Naast de onderzoekservaring geldt relevante werkervaring op klinisch farmacologisch gebied. Als relevante werkervaring beschouwt de CCMO bijvoorbeeld werkervaring op het gebied van geneesmiddelenontwikkeling of het klinisch farmacologisch onderzoek. Ook kan gedacht worden aan werkzaamheden waarbij op regelmatige tijdstippen klinisch farmacologische gegevens worden beoordeeld (dan wel dat er sprake is van beoordeling en/of controle van farmacokinetiekprofielen zoals bijvoorbeeld gebeurt tijdens de zogenaamde therapeutic drug monitoring of bij de klinische toxicologie).

Inwerkingtreding

Deze richtlijn met bijlage treedt in werking op 1 juni 2007 en is daarmee van toepassing op alle METC-leden die vanaf deze datum bij de CCMO worden aangemeld.
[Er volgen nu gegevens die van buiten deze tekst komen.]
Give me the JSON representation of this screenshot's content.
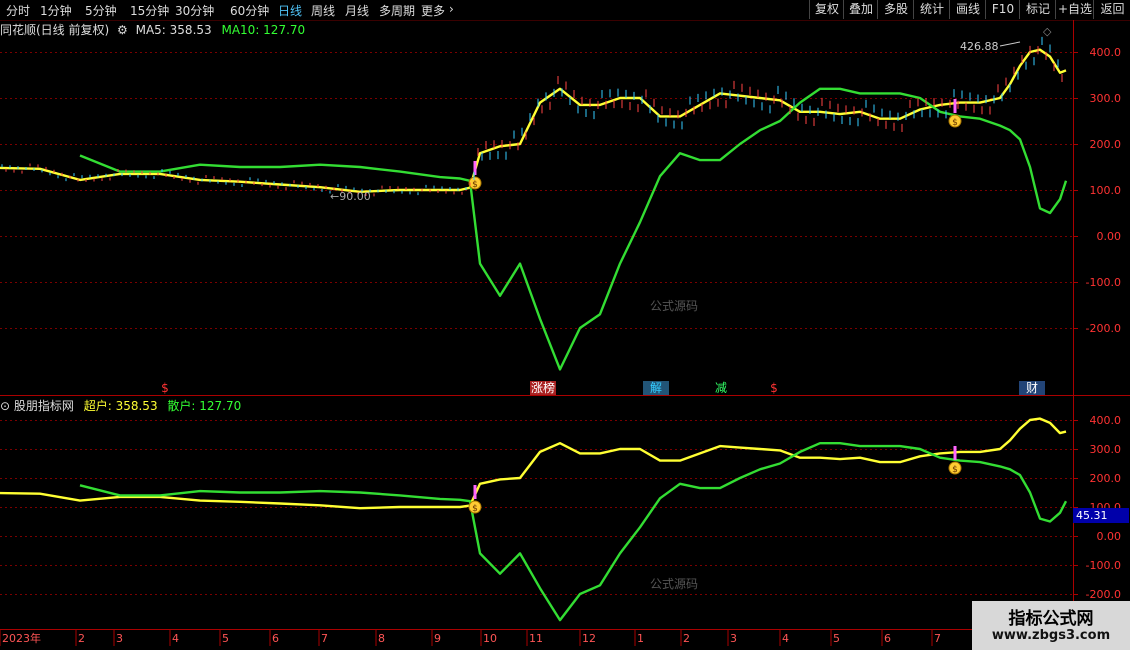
{
  "toolbar": {
    "periods": [
      "分时",
      "1分钟",
      "5分钟",
      "15分钟",
      "30分钟",
      "60分钟",
      "日线",
      "周线",
      "月线",
      "多周期",
      "更多"
    ],
    "active_period": "日线",
    "more_arrow": "›",
    "right_buttons": [
      "复权",
      "叠加",
      "多股",
      "统计",
      "画线",
      "F10",
      "标记",
      "+自选",
      "返回"
    ]
  },
  "main_panel": {
    "title": "同花顺(日线 前复权)",
    "ma5_label": "MA5: 358.53",
    "ma10_label": "MA10: 127.70",
    "price_max_label": "426.88",
    "price_min_label": "90.00",
    "axis_ticks": [
      "400.0",
      "300.0",
      "200.0",
      "100.0",
      "0.00",
      "-100.0",
      "-200.0"
    ],
    "watermark": "公式源码",
    "event_labels": [
      "$",
      "涨榜",
      "解",
      "减",
      "$",
      "财"
    ]
  },
  "sub_panel": {
    "title": "股朋指标网",
    "big_label": "超户: 358.53",
    "small_label": "散户: 127.70",
    "axis_ticks": [
      "400.0",
      "300.0",
      "200.0",
      "100.0",
      "0.00",
      "-100.0",
      "-200.0"
    ],
    "cursor_value": "45.31",
    "watermark": "公式源码"
  },
  "date_axis": {
    "labels": [
      "2023年",
      "2",
      "3",
      "4",
      "5",
      "6",
      "7",
      "8",
      "9",
      "10",
      "11",
      "12",
      "1",
      "2",
      "3",
      "4",
      "5",
      "6",
      "7"
    ]
  },
  "site_badge": {
    "title": "指标公式网",
    "url": "www.zbgs3.com"
  },
  "colors": {
    "yellow_line": "#ffff33",
    "green_line": "#33dd33",
    "grid": "#7a0000",
    "axis_text": "#ff3333"
  },
  "chart_data": [
    {
      "type": "line",
      "title": "同花顺(日线 前复权)",
      "x": [
        0,
        40,
        80,
        120,
        160,
        200,
        240,
        280,
        320,
        360,
        400,
        440,
        460,
        470,
        480,
        500,
        520,
        540,
        560,
        580,
        600,
        620,
        640,
        660,
        680,
        700,
        720,
        740,
        760,
        780,
        800,
        820,
        840,
        860,
        880,
        900,
        920,
        940,
        960,
        980,
        1000,
        1010,
        1020,
        1030,
        1040,
        1050,
        1060,
        1066
      ],
      "ylim": [
        -300,
        440
      ],
      "series": [
        {
          "name": "MA5",
          "values": [
            148,
            146,
            122,
            135,
            135,
            122,
            118,
            112,
            106,
            96,
            100,
            100,
            100,
            105,
            180,
            195,
            200,
            290,
            320,
            285,
            285,
            300,
            300,
            260,
            260,
            285,
            310,
            305,
            300,
            295,
            270,
            270,
            265,
            270,
            255,
            255,
            275,
            285,
            290,
            290,
            300,
            330,
            370,
            400,
            405,
            390,
            355,
            360
          ]
        },
        {
          "name": "MA10",
          "values": [
            null,
            null,
            175,
            140,
            140,
            155,
            150,
            150,
            155,
            150,
            140,
            128,
            125,
            120,
            -60,
            -130,
            -60,
            -180,
            -290,
            -200,
            -170,
            -60,
            30,
            130,
            180,
            165,
            165,
            200,
            230,
            250,
            290,
            320,
            320,
            310,
            310,
            310,
            300,
            270,
            260,
            255,
            240,
            230,
            210,
            150,
            60,
            50,
            80,
            120
          ]
        }
      ]
    },
    {
      "type": "line",
      "title": "股朋指标网",
      "x": [
        0,
        40,
        80,
        120,
        160,
        200,
        240,
        280,
        320,
        360,
        400,
        440,
        460,
        470,
        480,
        500,
        520,
        540,
        560,
        580,
        600,
        620,
        640,
        660,
        680,
        700,
        720,
        740,
        760,
        780,
        800,
        820,
        840,
        860,
        880,
        900,
        920,
        940,
        960,
        980,
        1000,
        1010,
        1020,
        1030,
        1040,
        1050,
        1060,
        1066
      ],
      "ylim": [
        -320,
        470
      ],
      "series": [
        {
          "name": "超户",
          "values": [
            148,
            146,
            122,
            135,
            135,
            122,
            118,
            112,
            106,
            96,
            100,
            100,
            100,
            105,
            180,
            195,
            200,
            290,
            320,
            285,
            285,
            300,
            300,
            260,
            260,
            285,
            310,
            305,
            300,
            295,
            270,
            270,
            265,
            270,
            255,
            255,
            275,
            285,
            290,
            290,
            300,
            330,
            370,
            400,
            405,
            390,
            355,
            360
          ]
        },
        {
          "name": "散户",
          "values": [
            null,
            null,
            175,
            140,
            140,
            155,
            150,
            150,
            155,
            150,
            140,
            128,
            125,
            120,
            -60,
            -130,
            -60,
            -180,
            -290,
            -200,
            -170,
            -60,
            30,
            130,
            180,
            165,
            165,
            200,
            230,
            250,
            290,
            320,
            320,
            310,
            310,
            310,
            300,
            270,
            260,
            255,
            240,
            230,
            210,
            150,
            60,
            50,
            80,
            120
          ]
        }
      ]
    }
  ]
}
Voor de huidige zittende door de CCMO deskundig c.q. geschikt bevonden leden heeft de nieuwe richtlijn geen consequenties. Een eerder door de CCMO deskundig c.q. geschikt bevonden lid valt wel onder de voorwaarden zoals opgenomen in deze richtlijn, zodra dit lid na de datum van inwerkingtreding van de richtlijn opnieuw als METC-lid bij de CCMO wordt aangemeld.

1 Deze voorwaarde geldt niet voor de ziekenhuisapotheker en klinisch farmacoloog. Beide disciplines kunnen in één persoon vertegenwoordigd zijn.

2 Inschrijving in het register van de Stichting voor opleiding tot Medisch-Biologisch Wetenschappelijk Onderzoeker (SMBWO).

3 Inschrijving in het register van de Vereniging voor Statistiek en Operationele Research (VVS).

4 Deze eis is nader uitgewerkt in de toelichting.

5 Zie Kamerstukken II 1995/96, 22 588, nr. 7, p. 53 en Kamerstukken II 1995/96, 22 588, nr. 11, p. 35.